On the banks of the Luidjo, west from the village of Oluwo, the elders marked the trees and signed their agreement.
The Tambiko had immense traditional importance, but resulted in none of the written administrative documents needed to legitimize a future Lomami National Park. There were neither texts nor signatures, only drumming and songs and spit in the sand.
It was through the Tambiko that the Bangengele and the Balanga granted part of their ancestral lands to a protected area. The chiefs gathered, but their calling forth the ancestors could not move the wheels of the provincial administration.
Where was the written agreement?
So, was it possible to maintain the original significance and still arrive at an official document? Would something as black and white as signatures on a statement be too definitive? Would the chiefs refuse?
A team set out from Kindu in late July – they would find out. They planned to circumnavigate the southern part of the Reserve, to stop in all the major villages of the Balanga and Bangengele. The goal was to actually mark the reserve limits and to have the chiefs sign their agreement to those limits.

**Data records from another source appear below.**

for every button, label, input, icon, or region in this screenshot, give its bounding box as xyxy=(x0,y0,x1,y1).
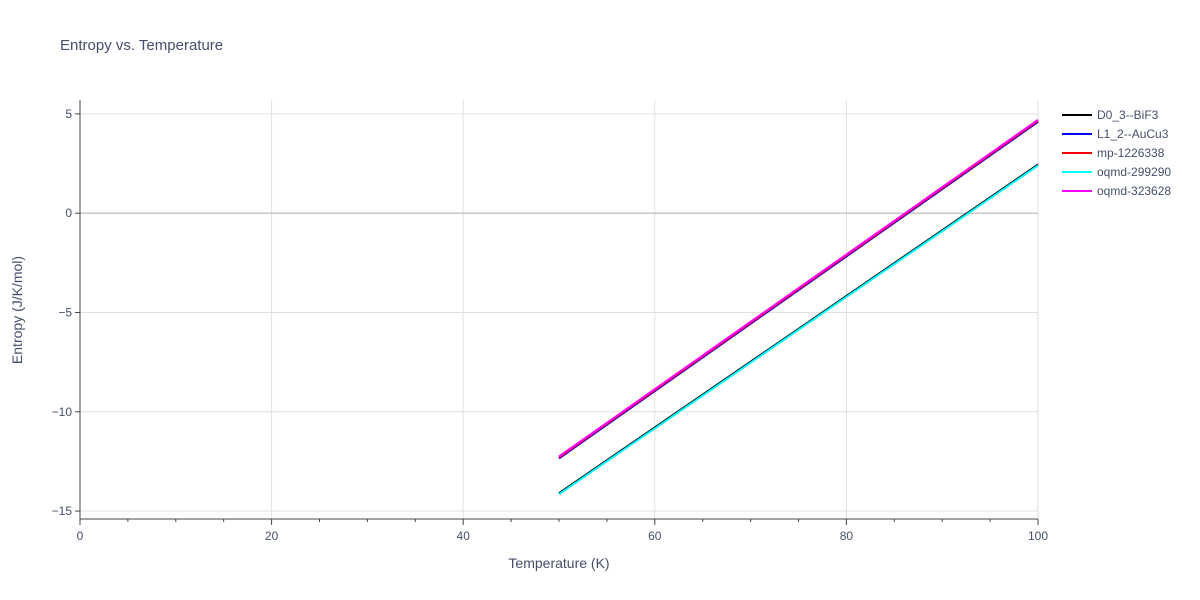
legend-label: oqmd-299290 xyxy=(1097,165,1171,179)
x-tick-label: 60 xyxy=(648,529,662,543)
x-tick-label: 40 xyxy=(457,529,471,543)
grid-layer xyxy=(80,100,1039,519)
legend-item[interactable]: L1_2--AuCu3 xyxy=(1062,127,1169,141)
legend-item[interactable]: D0_3--BiF3 xyxy=(1062,108,1159,122)
x-tick-label: 100 xyxy=(1028,529,1048,543)
x-tick-label: 80 xyxy=(840,529,854,543)
series-layer xyxy=(558,119,1039,496)
x-axis-title: Temperature (K) xyxy=(508,555,609,571)
series-line-4 xyxy=(558,119,1039,458)
legend-label: mp-1226338 xyxy=(1097,146,1165,160)
legend-label: D0_3--BiF3 xyxy=(1097,108,1159,122)
y-tick-label: 0 xyxy=(65,206,72,220)
series-line-3 xyxy=(558,164,1039,496)
axes-layer: 0 20 40 60 80 100 5 0 −5 −10 −15 xyxy=(52,100,1048,543)
legend-item[interactable]: oqmd-323628 xyxy=(1062,184,1171,198)
legend-item[interactable]: oqmd-299290 xyxy=(1062,165,1171,179)
x-tick-label: 0 xyxy=(77,529,84,543)
y-axis-title: Entropy (J/K/mol) xyxy=(9,256,25,364)
legend-item[interactable]: mp-1226338 xyxy=(1062,146,1165,160)
legend[interactable]: D0_3--BiF3 L1_2--AuCu3 mp-1226338 oqmd-2992… xyxy=(1062,108,1171,198)
x-tick-label: 20 xyxy=(265,529,279,543)
y-tick-label: −10 xyxy=(52,405,73,419)
legend-label: L1_2--AuCu3 xyxy=(1097,127,1169,141)
y-tick-label: 5 xyxy=(65,107,72,121)
y-tick-label: −15 xyxy=(52,504,73,518)
chart-title: Entropy vs. Temperature xyxy=(60,37,223,54)
legend-label: oqmd-323628 xyxy=(1097,184,1171,198)
y-tick-label: −5 xyxy=(58,305,72,319)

It was a team made up of provincial authorities, ethnic leaders, guards from the conservation agency (ICCN) and, at every stop, the chiefs from all surrounding villages. In all there were eight stops.
What was immediately clear was that as important as the signatures on paper were the signatures on the trees – the first step – carried the great significance. For many years travelers through the forest had left their signs on the trees…and in recent years many trees were riddled with the names of poachers. Now these latter would be replaced with the sign of the park.
Very important for all the authorities to note, however, was the content of the discussion. The land could become park, BUT : What about the paths that crossed to the Lomami River, could they still use them? What about fishing rights within the future park?
The birth of a park in the minds of the people and the changing traditions of a place is not a single series of signatures. It is many village meetings; it is discussion, negotiation, scratches in the bark of trees, song and spit in the sand. In TL2 the process is ongoing.